I. Augmented Matrix:

$$[A|\mathbf{b}] = \begin{bmatrix} 2 & 1 & -1 & 8 \\ -3 & -1 & 2 & -11 \\ -2 & 1 & 2 & -3 \end{bmatrix}$$

II. Forward Elimination:

Pivot in first row is $a_{11} = 2$. Normalize the first row by dividing by 2:

$$\begin{bmatrix} 1 & 0.5 & -0.5 & 4 \\ -3 & -1 & 2 & -11 \\ -2 & 1 & 2 & -3 \end{bmatrix}$$

Eliminate $x$-terms in row 2 and row 3 using row 1: For row 2: Add 3 times row 1:

$$(-3)R_1 + R_2 \to R_2 \implies R_2 = \begin{bmatrix} 0 & 0.5 & 0.5 & 1 \end{bmatrix}$$

For row 3: Add 2 times row 1:

$$(2)R_1 + R_3 \to R_3 \implies R_3 = \begin{bmatrix} 0 & 2 & 1 & 5 \end{bmatrix} $$

Now the matrix is:

$$\begin{bmatrix} 1 & 0.5 & -0.5 & 4 \\ 0 & 0.5 & 0.5 & 1 \\ 0 & 2 & 1 & 5 \end{bmatrix} $$

Next pivot is $a_{22} = 0.5$. Normalize the second row by dividing by 0.5:

$$\begin{bmatrix} 1 & 0.5 & -0.5 & 4 \\ 0 & 1 & 1 & 2 \\ 0 & 2 & 1 & 5 \end{bmatrix} $$

Eliminate below the second pivot:

For row 3: subtract 2 times row 2 from row 3:

$$R_3 - 2R_2 \implies R_3 = \begin{bmatrix} 0 & 0 & -1 & 1 \end{bmatrix} $$

Now the matrix is in upper-triangular form:

$$[U|\mathbf{c}] = \begin{bmatrix} 1 & 0.5 & -0.5 & 4 \\ 0 & 1 & 1 & 2 \\ 0 & 0 & -1 & 1 \end{bmatrix} $$

III. Back Substitution:

From the last equation: $-1 \cdot z = 1 \implies z = -1$. Substitute $z = -1$ into second equation:

$y + 1(-1) = 2 \implies y = 3$.

Substitute $y = 3, z = -1$ into first equation:

$x + 0.5(3) -0.5(-1) = 4 \implies x + 1.5 + 0.5 = 4 \implies x = 2$.

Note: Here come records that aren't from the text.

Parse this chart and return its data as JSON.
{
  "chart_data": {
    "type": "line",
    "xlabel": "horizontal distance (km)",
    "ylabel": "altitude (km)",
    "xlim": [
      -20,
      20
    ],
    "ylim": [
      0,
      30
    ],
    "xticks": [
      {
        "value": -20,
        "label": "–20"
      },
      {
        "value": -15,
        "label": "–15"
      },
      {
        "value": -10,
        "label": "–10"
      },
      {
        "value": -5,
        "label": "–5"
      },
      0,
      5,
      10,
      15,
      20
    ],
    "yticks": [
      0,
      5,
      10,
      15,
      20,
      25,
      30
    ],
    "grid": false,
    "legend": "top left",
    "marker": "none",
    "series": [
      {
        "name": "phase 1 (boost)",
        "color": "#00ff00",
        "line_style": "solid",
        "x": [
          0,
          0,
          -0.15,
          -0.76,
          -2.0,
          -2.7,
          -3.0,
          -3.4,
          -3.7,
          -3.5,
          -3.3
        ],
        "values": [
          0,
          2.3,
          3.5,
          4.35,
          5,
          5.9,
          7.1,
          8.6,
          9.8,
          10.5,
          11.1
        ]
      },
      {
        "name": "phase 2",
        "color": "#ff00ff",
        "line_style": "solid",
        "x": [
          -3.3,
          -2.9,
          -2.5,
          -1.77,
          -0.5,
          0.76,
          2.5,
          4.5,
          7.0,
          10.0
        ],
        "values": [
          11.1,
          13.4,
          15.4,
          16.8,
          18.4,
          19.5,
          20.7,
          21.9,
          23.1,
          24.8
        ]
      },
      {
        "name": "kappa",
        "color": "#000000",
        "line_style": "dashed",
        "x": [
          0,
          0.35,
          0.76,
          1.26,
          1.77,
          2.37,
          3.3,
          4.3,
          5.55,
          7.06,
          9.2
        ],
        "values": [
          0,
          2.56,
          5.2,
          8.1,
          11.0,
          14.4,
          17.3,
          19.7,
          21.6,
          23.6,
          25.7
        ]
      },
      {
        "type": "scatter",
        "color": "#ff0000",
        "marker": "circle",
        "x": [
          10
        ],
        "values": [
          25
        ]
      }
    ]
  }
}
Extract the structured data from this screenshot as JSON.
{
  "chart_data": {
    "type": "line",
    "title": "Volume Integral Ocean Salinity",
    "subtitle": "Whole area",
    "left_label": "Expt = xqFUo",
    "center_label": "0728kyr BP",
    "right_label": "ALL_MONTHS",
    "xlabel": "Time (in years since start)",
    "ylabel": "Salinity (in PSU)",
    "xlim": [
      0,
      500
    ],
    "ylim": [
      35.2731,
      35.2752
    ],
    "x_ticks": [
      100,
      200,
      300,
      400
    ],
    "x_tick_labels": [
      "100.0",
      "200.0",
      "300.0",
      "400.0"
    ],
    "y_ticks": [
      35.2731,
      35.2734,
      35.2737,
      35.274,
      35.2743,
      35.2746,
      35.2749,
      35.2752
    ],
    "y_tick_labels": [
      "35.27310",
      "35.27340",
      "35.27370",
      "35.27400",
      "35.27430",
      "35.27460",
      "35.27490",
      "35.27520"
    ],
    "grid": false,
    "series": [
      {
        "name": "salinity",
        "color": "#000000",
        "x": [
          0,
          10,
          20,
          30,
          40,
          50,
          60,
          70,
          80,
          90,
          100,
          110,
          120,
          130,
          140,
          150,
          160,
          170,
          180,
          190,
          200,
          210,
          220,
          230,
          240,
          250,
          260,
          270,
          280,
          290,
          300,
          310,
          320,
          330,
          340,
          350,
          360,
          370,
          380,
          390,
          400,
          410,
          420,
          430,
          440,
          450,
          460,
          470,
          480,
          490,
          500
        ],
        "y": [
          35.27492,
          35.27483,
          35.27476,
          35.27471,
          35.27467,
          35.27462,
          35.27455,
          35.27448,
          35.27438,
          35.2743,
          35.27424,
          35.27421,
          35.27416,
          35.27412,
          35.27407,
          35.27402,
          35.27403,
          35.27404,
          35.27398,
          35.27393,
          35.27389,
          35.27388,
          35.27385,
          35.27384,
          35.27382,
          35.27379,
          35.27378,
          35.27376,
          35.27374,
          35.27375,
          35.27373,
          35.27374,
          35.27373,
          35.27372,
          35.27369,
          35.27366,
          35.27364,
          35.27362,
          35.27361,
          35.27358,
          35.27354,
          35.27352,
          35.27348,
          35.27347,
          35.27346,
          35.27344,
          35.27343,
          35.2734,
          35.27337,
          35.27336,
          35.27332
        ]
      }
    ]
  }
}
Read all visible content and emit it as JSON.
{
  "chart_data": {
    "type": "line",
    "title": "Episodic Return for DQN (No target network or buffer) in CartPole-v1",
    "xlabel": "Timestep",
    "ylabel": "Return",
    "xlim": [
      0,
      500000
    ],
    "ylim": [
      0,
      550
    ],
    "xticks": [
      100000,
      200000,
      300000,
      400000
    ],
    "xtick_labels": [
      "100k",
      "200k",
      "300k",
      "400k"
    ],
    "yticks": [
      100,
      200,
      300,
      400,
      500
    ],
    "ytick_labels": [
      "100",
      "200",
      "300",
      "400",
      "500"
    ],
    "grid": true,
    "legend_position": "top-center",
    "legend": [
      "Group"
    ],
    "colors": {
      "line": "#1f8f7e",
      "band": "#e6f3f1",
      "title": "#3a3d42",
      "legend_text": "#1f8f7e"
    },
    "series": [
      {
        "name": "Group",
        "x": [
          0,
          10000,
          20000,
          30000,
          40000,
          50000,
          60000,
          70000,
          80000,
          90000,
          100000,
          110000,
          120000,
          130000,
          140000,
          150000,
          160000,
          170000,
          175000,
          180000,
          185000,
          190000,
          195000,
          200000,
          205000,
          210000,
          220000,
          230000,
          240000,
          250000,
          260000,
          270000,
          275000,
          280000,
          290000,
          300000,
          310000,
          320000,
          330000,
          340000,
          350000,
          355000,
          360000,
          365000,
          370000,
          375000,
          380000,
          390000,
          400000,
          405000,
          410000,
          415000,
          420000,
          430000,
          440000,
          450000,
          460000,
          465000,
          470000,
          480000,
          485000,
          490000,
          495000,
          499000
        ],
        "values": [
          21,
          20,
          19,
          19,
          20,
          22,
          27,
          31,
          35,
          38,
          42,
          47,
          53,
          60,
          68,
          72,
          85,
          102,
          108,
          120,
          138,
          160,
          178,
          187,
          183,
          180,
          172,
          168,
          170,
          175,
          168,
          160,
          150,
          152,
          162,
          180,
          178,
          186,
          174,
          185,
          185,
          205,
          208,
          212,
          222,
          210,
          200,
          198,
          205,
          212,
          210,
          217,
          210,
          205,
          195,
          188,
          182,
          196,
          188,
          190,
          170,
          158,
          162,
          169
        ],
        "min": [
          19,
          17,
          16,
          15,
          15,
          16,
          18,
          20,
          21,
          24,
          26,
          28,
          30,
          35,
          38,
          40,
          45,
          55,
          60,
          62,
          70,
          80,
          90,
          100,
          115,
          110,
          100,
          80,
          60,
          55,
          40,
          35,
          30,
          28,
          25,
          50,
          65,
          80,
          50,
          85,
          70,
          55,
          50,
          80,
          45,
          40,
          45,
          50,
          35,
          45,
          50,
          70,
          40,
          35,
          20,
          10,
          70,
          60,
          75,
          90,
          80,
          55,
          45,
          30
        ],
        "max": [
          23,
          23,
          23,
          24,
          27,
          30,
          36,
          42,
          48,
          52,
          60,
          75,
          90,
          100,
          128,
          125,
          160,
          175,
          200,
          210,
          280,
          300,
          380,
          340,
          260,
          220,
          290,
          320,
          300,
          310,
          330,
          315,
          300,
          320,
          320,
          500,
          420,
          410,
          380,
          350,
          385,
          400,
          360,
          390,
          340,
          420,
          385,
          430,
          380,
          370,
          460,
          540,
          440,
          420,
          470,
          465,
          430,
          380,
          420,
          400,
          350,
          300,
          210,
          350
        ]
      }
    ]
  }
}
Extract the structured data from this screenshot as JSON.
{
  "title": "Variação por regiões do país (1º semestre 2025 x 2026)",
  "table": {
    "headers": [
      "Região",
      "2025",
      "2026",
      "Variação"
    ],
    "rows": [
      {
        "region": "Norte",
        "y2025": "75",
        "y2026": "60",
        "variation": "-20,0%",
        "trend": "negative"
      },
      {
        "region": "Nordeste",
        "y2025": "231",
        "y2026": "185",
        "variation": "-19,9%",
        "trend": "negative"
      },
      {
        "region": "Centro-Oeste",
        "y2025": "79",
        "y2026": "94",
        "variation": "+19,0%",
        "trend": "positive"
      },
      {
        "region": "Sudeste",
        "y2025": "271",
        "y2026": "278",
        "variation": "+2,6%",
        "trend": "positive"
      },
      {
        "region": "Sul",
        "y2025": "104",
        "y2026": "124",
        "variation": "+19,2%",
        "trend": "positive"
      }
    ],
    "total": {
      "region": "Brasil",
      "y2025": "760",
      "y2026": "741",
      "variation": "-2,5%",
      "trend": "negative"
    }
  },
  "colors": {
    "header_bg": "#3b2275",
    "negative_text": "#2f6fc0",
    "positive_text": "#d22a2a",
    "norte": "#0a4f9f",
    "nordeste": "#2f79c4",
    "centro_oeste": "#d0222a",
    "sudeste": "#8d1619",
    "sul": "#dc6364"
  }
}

The solution is $\mathbf{x} = (2, 3, -1)^\top$.

Advantages

• Gaussian elimination has general applicability to any $n \times n$ system of linear equations, and it can also identify cases where no solution or infinitely many solutions exist in non-square systems.
• The method serves as a foundation for advanced techniques like LU decomposition and QR decomposition, forming a building block for many numerical algorithms.
• It can be used to determine the rank of a matrix and to compute the inverse of a matrix when applicable by applying the procedure to the augmented matrix $[A | I]$.

Limitations

• Numerical instability is a concern due to round-off errors, particularly without pivoting. Partial or full pivoting mitigates this issue but may require additional computational steps.
• The method’s computational cost, proportional to $O(n^3)$ operations, can become prohibitive for large-scale systems, making it less efficient than iterative methods for such cases.
• A zero pivot element halts the process unless row interchanges are performed. Pivoting is necessary to avoid division by zero and to maintain algorithmic stability.